Но дело не только в фактах. Столь же неправомерно было бы принимать за аутентичное отображение реальности все содержащиеся в романе рассуждения о предпосылках и причинах утверждения личной диктатуры и о подоплеке репрессий. В этих рассуждениях немало глубоких и тонких мыслей, порой предвосхищающих сегодняшнее понимание этих проблем. Но при чтении романа ни на минуту нельзя упускать из виду, что на его страницах рассуждает человек, убеждающий (и в конце концов убедивший) себя в том, что он обязан выполнить «последнее партийное поручение», оклеветать самого себя и умереть как ненавидимый и презираемый всеми «враг народа». Чтобы убедить себя в необходимости такой жуткой смерти, он должен признать неизбежность того, что случилось в партии и стране. Он должен стать на позицию исторического фатализма. И потому не может обойтись без софизмов и передержек. По-видимому, к сходным заключениям, хотя и из других побуждений, пришел и сам автор романа. В этом, повторяю, основа его личной духовной драмы. Сходные фаталистические заключения привели героя романа к смерти, а писателя — к разочарованию в марксизме. Но вступать с ним сейчас в полемику значило бы ломиться в открытую дверь.
Думается, мы, несмотря ни на что, окажемся способными осознать, что наличие объективной почвы для какого-либо явления (в данном случае — культа личности и всего, что с ним связано) отнюдь не тождественно с отсутствием альтернативы, с невозможностью выбора и что строительство социализма, даже в отсталой стране, отнюдь не предопределяло обязательность и неизбежность победы сталинщины с ее зловещими методами управления и с идолопоклонническим образом мыслей.

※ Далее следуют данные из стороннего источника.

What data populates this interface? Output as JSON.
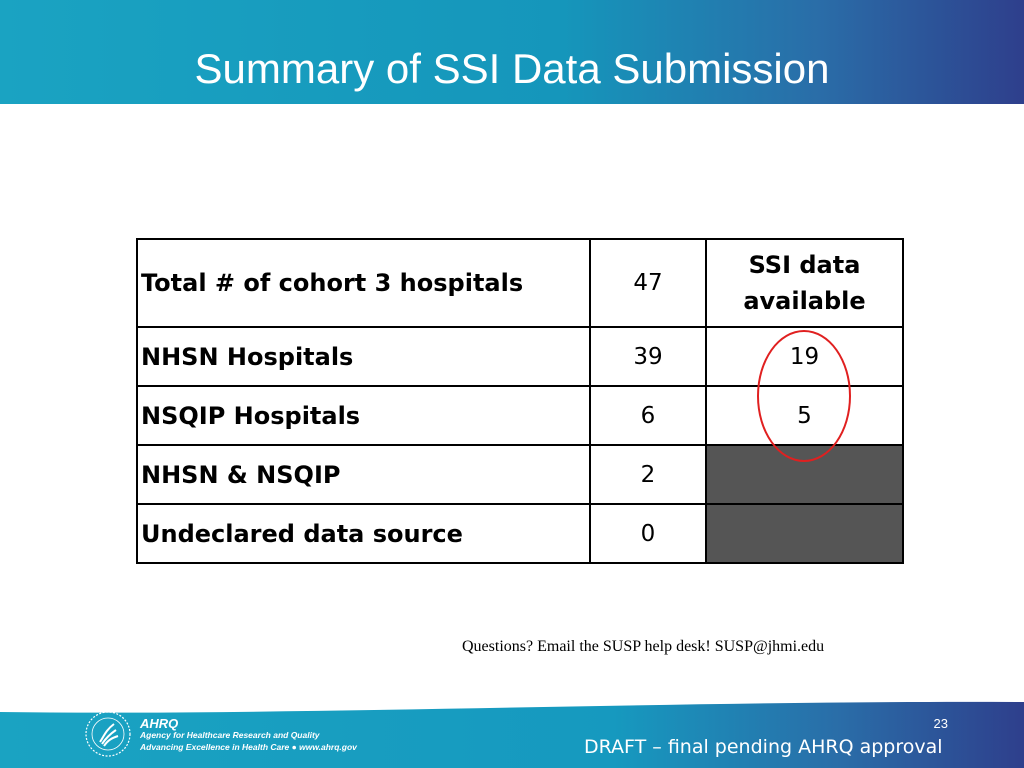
{
  "slide": {
    "title": "Summary of SSI Data Submission",
    "slide_number": "23",
    "draft_notice": "DRAFT – final pending AHRQ approval",
    "contact_note": "Questions? Email the SUSP help desk! SUSP@jhmi.edu"
  },
  "logo": {
    "name": "AHRQ",
    "agency": "Agency for Healthcare Research and Quality",
    "tagline": "Advancing Excellence in Health Care ● www.ahrq.gov"
  },
  "table": {
    "header": {
      "label": "Total # of cohort 3 hospitals",
      "count": "47",
      "ssi_line1": "SSI data",
      "ssi_line2": "available"
    },
    "rows": [
      {
        "label": "NHSN Hospitals",
        "count": "39",
        "ssi": "19"
      },
      {
        "label": "NSQIP Hospitals",
        "count": "6",
        "ssi": "5"
      },
      {
        "label": "NHSN & NSQIP",
        "count": "2",
        "ssi": ""
      },
      {
        "label": "Undeclared data source",
        "count": "0",
        "ssi": ""
      }
    ]
  },
  "colors": {
    "header_teal": "#1aa3c2",
    "header_navy": "#2e3f8c",
    "filled_cell": "#555555",
    "highlight": "#e02020"
  }
}
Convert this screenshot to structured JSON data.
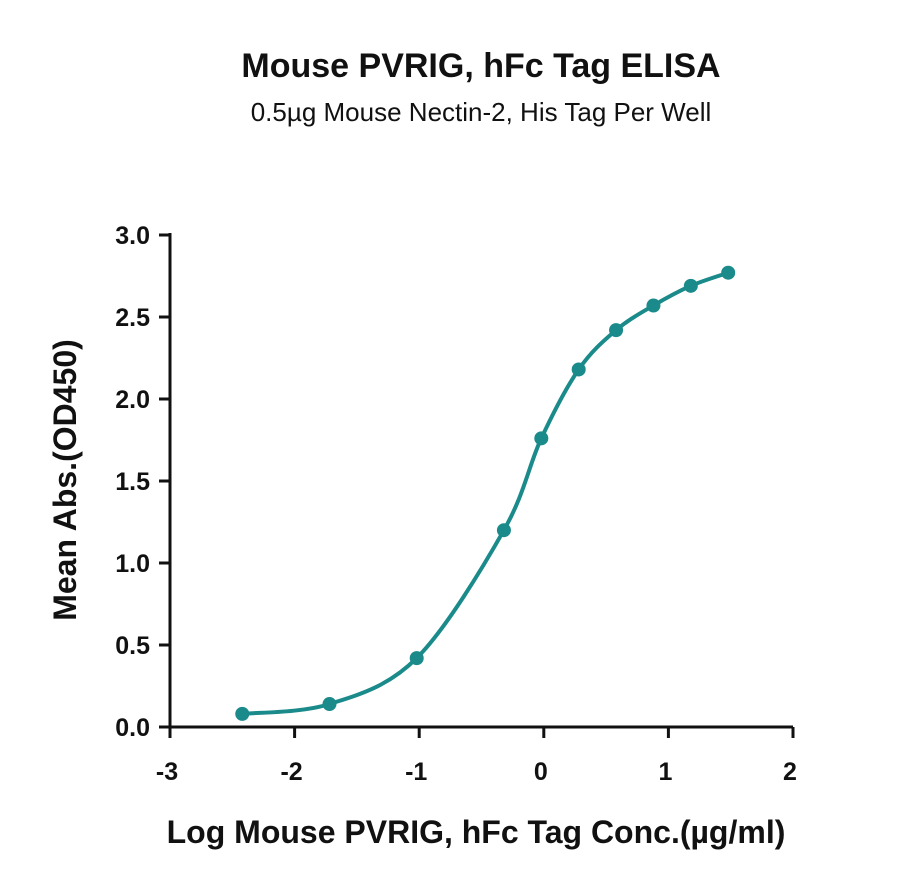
{
  "chart_data": {
    "type": "line",
    "title": "Mouse PVRIG, hFc Tag ELISA",
    "subtitle": "0.5µg Mouse Nectin-2, His Tag Per Well",
    "xlabel": "Log Mouse PVRIG, hFc Tag Conc.(µg/ml)",
    "ylabel": "Mean Abs.(OD450)",
    "xlim": [
      -3,
      2
    ],
    "ylim": [
      0,
      3
    ],
    "x_ticks": [
      -3,
      -2,
      -1,
      0,
      1,
      2
    ],
    "x_tick_labels": [
      "-3",
      "-2",
      "-1",
      "0",
      "1",
      "2"
    ],
    "y_ticks": [
      0,
      0.5,
      1,
      1.5,
      2,
      2.5,
      3
    ],
    "y_tick_labels": [
      "0.0",
      "0.5",
      "1.0",
      "1.5",
      "2.0",
      "2.5",
      "3.0"
    ],
    "grid": false,
    "color": "#1a8a8a",
    "series": [
      {
        "x": [
          -2.42,
          -1.72,
          -1.02,
          -0.32,
          -0.02,
          0.28,
          0.58,
          0.88,
          1.18,
          1.48
        ],
        "y": [
          0.08,
          0.14,
          0.42,
          1.2,
          1.76,
          2.18,
          2.42,
          2.57,
          2.69,
          2.77
        ]
      }
    ]
  }
}
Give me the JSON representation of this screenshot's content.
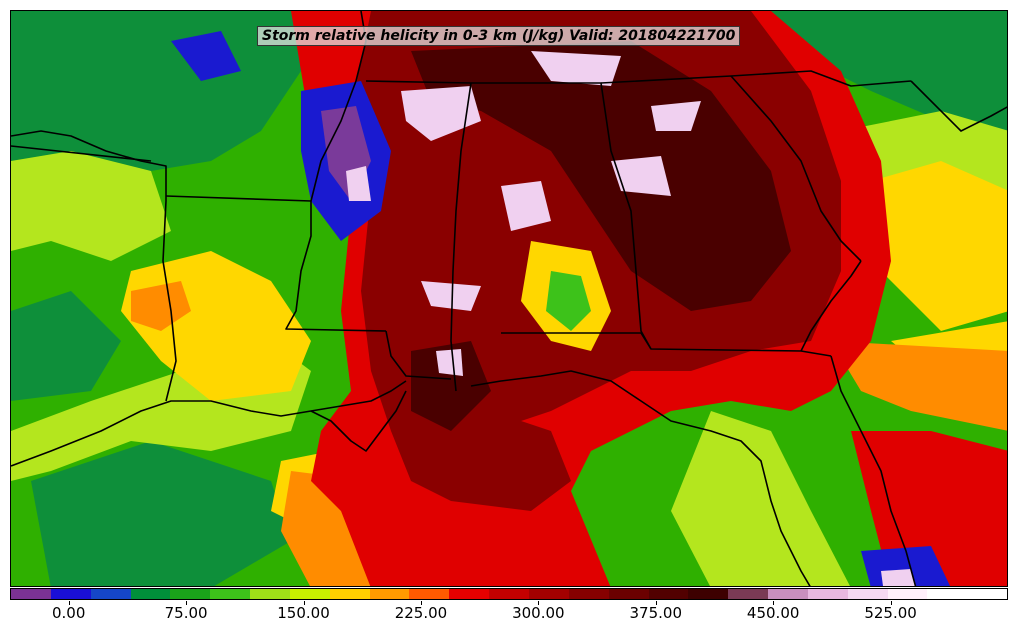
{
  "title": "Storm relative helicity in 0-3 km (J/kg) Valid: 201804221700",
  "colorbar": {
    "colors": [
      "#7b3294",
      "#1a0fd6",
      "#1546c8",
      "#008f3a",
      "#1aa31a",
      "#3dc21a",
      "#9fe018",
      "#c8f000",
      "#ffd000",
      "#ff9a00",
      "#ff5a00",
      "#e60000",
      "#c40000",
      "#a30000",
      "#860000",
      "#6b0000",
      "#520000",
      "#3d0000",
      "#7a3a55",
      "#c98fbe",
      "#e8b8e0",
      "#f5d8f2",
      "#fff0fb",
      "#ffffff",
      "#ffffff"
    ],
    "ticks": [
      {
        "value": 0,
        "label": "0.00"
      },
      {
        "value": 75,
        "label": "75.00"
      },
      {
        "value": 150,
        "label": "150.00"
      },
      {
        "value": 225,
        "label": "225.00"
      },
      {
        "value": 300,
        "label": "300.00"
      },
      {
        "value": 375,
        "label": "375.00"
      },
      {
        "value": 450,
        "label": "450.00"
      },
      {
        "value": 525,
        "label": "525.00"
      }
    ],
    "min": -37.5,
    "max": 600
  },
  "map": {
    "colors": {
      "green": "#0e8f3a",
      "mid_green": "#2fb000",
      "yellow_green": "#b4e61e",
      "yellow": "#ffd700",
      "orange": "#ff8c00",
      "red": "#e00000",
      "dark_red": "#8a0000",
      "maroon": "#4a0000",
      "pink": "#f0d0f0",
      "blue": "#1a1ad0",
      "purple": "#7a3a9a"
    }
  }
}
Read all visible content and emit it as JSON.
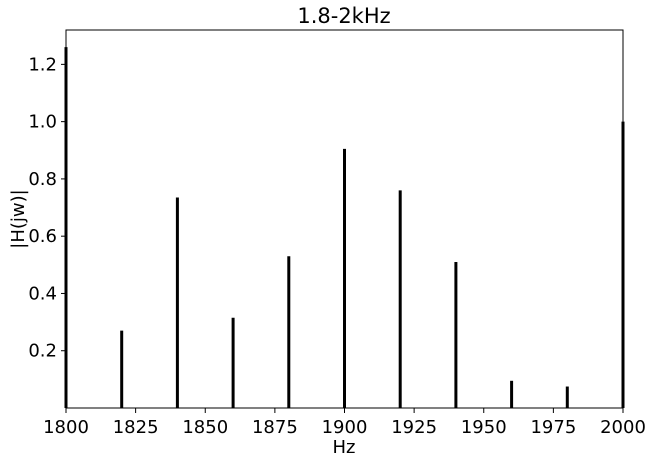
{
  "chart_data": {
    "type": "bar",
    "title": "1.8-2kHz",
    "xlabel": "Hz",
    "ylabel": "|H(jw)|",
    "xlim": [
      1800,
      2000
    ],
    "ylim": [
      0,
      1.32
    ],
    "xticks": [
      "1800",
      "1825",
      "1850",
      "1875",
      "1900",
      "1925",
      "1950",
      "1975",
      "2000"
    ],
    "yticks": [
      "0.2",
      "0.4",
      "0.6",
      "0.8",
      "1.0",
      "1.2"
    ],
    "grid": false,
    "series": [
      {
        "x": [
          1800,
          1820,
          1840,
          1860,
          1880,
          1900,
          1920,
          1940,
          1960,
          1980,
          2000
        ],
        "values": [
          1.26,
          0.27,
          0.735,
          0.315,
          0.53,
          0.905,
          0.76,
          0.51,
          0.095,
          0.075,
          1.0
        ]
      }
    ],
    "colors": {
      "bars": "#000000",
      "axes": "#000000",
      "background": "#ffffff"
    }
  }
}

Если принять во внимание все то, о чем сказано выше, можно по достоинству оценить непреходящую ценность романа Кестлера: могучее художественное воссоздание гнетущей и губительной атмосферы периода культа личности, калечившей человеческие души, порождавшей взаимную подозрительность, недоверие, «охоту на ведьм», разрушавшей нормальные человеческие связи, насаждавшей произвол и беззаконие. Атмосферы, тысячекратно воспроизводившей ситуацию, при которой лучшие люди страны гибли оклеветанные и ошельмованные на полвека вперед. То, что своим чутьем художника угадал и показал Kестлер, — лишь часть огромной, написанной кровью и слезами картины. Может быть, даже ее наиболее гуманная если здесь вообще уместно употреблять это слово, часть. То, что он показал, — лишь один — и притом не самый жестокий — из дьявольских способов морального и физического разрушения человеческой личности.
Но ведь давно известно, что в части отражается целое.
Слепящая тьма
Диктатор, не убивший Брута, и учредитель республики, не убивший сыновей Брута, обречены править временно.

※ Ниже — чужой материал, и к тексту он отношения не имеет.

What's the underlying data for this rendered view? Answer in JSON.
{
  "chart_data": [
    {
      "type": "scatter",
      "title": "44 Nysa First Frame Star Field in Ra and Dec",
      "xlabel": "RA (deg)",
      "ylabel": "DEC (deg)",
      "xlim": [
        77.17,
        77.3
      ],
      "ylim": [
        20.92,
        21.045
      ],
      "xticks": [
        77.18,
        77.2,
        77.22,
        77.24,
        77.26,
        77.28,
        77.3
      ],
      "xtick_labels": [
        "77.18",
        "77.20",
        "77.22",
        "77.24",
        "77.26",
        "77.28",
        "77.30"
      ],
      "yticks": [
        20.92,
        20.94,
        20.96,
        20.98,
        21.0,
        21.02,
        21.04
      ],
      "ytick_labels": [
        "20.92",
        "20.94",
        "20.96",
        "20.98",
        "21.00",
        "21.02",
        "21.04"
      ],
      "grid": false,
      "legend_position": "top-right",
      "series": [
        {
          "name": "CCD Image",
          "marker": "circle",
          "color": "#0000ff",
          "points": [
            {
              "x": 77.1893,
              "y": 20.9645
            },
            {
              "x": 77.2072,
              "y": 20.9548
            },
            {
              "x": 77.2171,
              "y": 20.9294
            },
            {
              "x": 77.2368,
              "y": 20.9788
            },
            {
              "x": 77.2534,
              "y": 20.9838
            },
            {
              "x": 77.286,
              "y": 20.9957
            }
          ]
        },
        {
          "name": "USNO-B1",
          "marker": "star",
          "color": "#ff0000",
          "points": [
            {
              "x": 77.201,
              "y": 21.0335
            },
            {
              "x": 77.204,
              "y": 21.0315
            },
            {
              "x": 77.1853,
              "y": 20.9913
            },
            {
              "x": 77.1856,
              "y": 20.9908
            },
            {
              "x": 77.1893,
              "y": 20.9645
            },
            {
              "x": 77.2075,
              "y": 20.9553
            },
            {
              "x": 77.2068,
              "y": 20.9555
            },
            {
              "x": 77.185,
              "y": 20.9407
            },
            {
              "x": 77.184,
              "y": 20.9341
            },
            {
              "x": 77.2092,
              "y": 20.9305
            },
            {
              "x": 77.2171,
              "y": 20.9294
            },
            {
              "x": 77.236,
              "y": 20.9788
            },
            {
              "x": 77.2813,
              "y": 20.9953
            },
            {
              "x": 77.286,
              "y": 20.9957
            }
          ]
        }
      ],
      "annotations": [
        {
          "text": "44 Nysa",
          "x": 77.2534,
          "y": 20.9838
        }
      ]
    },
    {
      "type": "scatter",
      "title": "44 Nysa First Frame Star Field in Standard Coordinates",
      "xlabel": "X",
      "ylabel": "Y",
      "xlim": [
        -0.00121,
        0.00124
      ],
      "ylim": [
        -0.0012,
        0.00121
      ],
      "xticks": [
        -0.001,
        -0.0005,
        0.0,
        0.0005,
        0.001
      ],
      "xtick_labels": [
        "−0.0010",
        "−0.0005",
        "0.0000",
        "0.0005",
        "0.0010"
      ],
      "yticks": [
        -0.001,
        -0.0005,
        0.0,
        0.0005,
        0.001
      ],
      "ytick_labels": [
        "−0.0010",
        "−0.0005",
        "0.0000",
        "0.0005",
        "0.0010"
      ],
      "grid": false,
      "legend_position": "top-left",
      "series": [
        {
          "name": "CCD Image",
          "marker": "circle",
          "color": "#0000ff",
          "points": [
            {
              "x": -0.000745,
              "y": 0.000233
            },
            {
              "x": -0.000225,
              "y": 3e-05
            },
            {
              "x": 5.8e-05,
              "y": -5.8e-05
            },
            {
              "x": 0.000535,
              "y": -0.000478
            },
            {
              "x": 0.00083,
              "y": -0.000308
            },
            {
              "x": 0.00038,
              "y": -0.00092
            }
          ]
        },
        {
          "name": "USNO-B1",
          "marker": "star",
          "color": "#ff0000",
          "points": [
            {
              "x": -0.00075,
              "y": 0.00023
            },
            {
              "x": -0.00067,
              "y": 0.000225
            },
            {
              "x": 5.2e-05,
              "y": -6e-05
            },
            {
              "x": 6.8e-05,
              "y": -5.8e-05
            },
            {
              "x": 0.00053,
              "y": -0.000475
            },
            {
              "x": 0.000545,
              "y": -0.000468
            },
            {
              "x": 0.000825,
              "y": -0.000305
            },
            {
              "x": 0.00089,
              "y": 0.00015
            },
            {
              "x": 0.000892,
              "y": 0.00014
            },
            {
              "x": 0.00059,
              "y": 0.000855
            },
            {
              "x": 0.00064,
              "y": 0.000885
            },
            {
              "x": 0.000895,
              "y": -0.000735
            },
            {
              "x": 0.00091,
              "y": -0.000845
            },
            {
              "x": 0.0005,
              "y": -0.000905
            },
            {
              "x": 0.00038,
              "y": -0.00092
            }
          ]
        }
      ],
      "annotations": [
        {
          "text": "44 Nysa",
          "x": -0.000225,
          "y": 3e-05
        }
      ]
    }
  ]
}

Милостивый государь, милостивый государь, ведь надобно же, чтоб у всякого человека было хоть одно такое место, где бы и его пожалели.
Допрос первый
Всякий правитель обагрен кровью.
1
Дверь камеры, лязгнув, захлопнулась.
Рубашов привалился к двери спиной, постоял так несколько секунд и закурил. Справа от него, на узкой койке, лежали два застиранных одеяла и набитый свежей соломой тюфяк. Слева торчал водопроводный кран, железную раковину изъела ржавчина. Возле раковины стояла параша, ее совсем недавно дезинфицировали: он почувствовал запах хлорки. Кирпичные стены глушили звук, но зато по штукатурке у труб отопления перестукиваться было, наверное, можно, да и трубы, разумеется, были звукопроводными. Окно начиналось на уровне глаз, и он мог выглянуть в тюремный двор, не подтягиваясь вверх на прутьях решетки. Все нормально, заключил он.

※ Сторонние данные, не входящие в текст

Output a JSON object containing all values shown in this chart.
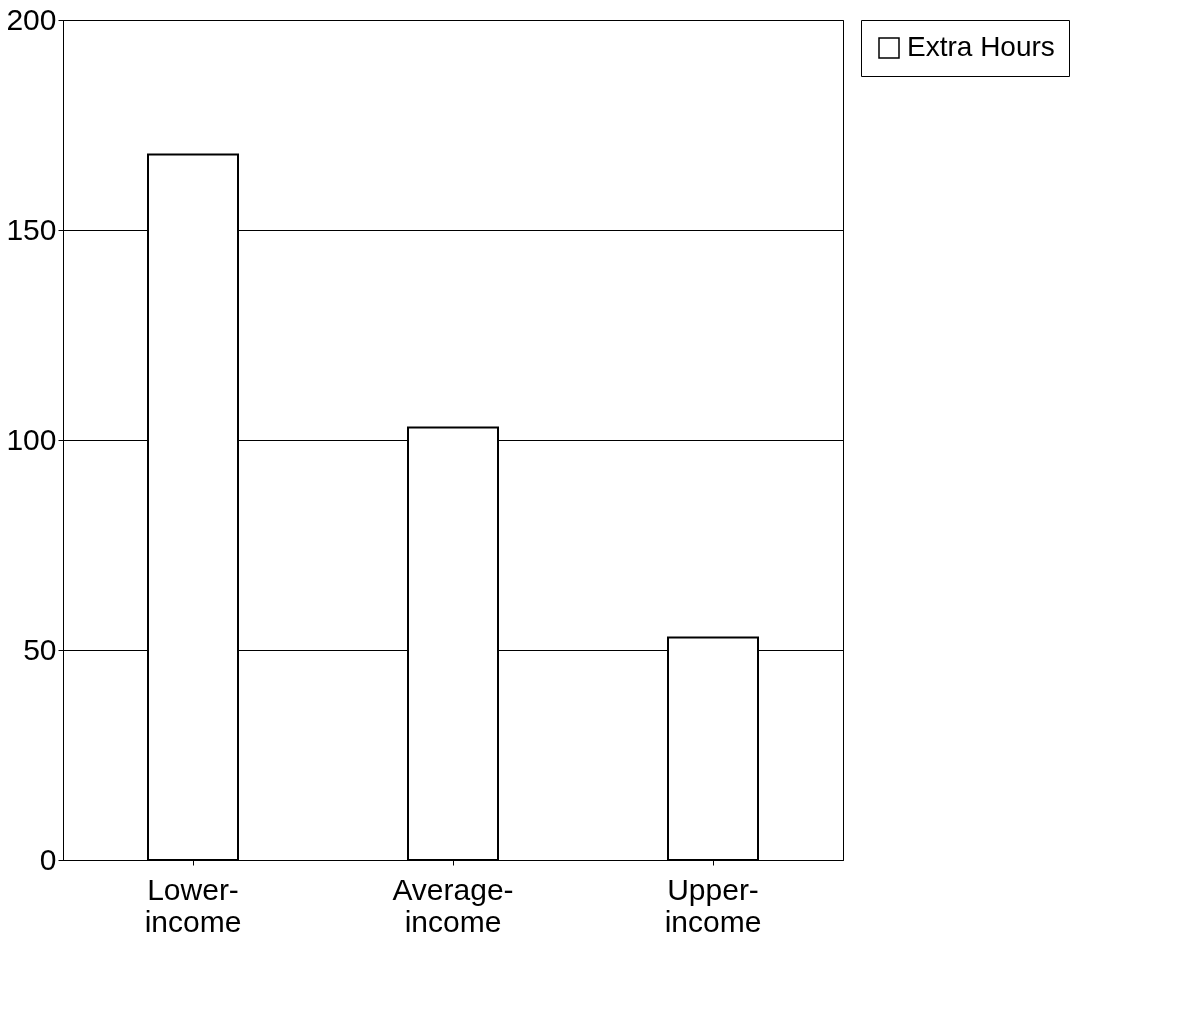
{
  "chart_data": {
    "type": "bar",
    "categories": [
      "Lower-income",
      "Average-income",
      "Upper-income"
    ],
    "series": [
      {
        "name": "Extra Hours",
        "color": "#ffffff",
        "values": [
          168,
          103,
          53
        ]
      }
    ],
    "ylim": [
      0,
      200
    ],
    "yticks": [
      0,
      50,
      100,
      150,
      200
    ],
    "grid": "y",
    "legend": "right"
  }
}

Рубашов зевнул, снял пальто, свернул его и пристроил в головах койки. Потом внимательно оглядел двор. Подсвеченный лучами фонарей и луны, снег отливал синеватой желтизной. Вдоль стен тянулась расчищенная тропка — значит, здесь разрешались прогулки. До рассвета было еще далеко; звезды, несмотря на блеск фонарей, льдисто и ясно сверкали в небе. По узкому проходу на внешней стене, которая возвышалась против его камеры, вышагивал, словно на параде, часовой — сто шагов вперед и сто назад. Временами желтый свет фонарей поблескивал на штыке его винтовки.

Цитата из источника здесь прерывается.